Collaborations have been established with prof. James Pustejovsky (Brandeis University), Luigi Di Caro (University of Torino), Rocco Tripodi (University of Venice) and Christophe Gravier (Université de Lyon) on different aspects of meaning representation and their interactions with words in arbitrary languages. Several papers are currently under submission at relevant conferences.
The results of the first part of MOUSSE have progressed the state of the art in the field in the following respects:

1) it is now possible to perform multilingual Word Sense Disambiguation without needing manually created training data, thanks to novel approaches to high-quality silver data creation.
2) knowledge-based approaches have been shown to rival neural supervised approaches thanks to the integration of lexical-semantic syntagmatic information.
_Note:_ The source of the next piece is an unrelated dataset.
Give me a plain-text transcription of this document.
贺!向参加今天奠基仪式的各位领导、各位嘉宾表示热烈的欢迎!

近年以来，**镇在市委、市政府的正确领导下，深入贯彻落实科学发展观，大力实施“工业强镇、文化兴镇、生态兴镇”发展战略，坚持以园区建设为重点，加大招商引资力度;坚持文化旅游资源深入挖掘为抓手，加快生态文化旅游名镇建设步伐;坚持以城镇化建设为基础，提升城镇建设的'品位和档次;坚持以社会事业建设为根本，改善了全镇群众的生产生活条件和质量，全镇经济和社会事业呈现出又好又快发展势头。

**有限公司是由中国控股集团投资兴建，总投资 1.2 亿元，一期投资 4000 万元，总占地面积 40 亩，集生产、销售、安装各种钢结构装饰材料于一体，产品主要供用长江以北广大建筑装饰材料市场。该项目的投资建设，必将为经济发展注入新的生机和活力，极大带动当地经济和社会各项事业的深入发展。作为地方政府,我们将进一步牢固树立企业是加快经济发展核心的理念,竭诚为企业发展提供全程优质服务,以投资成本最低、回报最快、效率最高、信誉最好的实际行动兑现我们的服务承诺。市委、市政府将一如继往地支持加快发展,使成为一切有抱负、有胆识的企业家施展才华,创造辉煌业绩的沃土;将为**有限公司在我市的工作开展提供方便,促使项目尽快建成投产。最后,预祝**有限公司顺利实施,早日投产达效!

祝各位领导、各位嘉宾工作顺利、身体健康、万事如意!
3) it is now possible to perform Semantic Role Labeling in arbitrary languages, thanks to the availability of VerbAtlas, a novel verb resource which overcomes the issues of PropBank and related resources (scalability, language specificity, human readability) in the literature and encodes the semantics of verb predicates and their arguments in a language-independent manner. Semantic Role Labeling systems which exploit VerbAtlas.

It is expected that, by the end of the project, a full-fledged, high-performance (joint dependency- and span-based) multilingual Semantic Role Labeling approach will be put forward. An innovative multilingual semantic parsing approach, which will produce structured representations for input sentences, is also expected.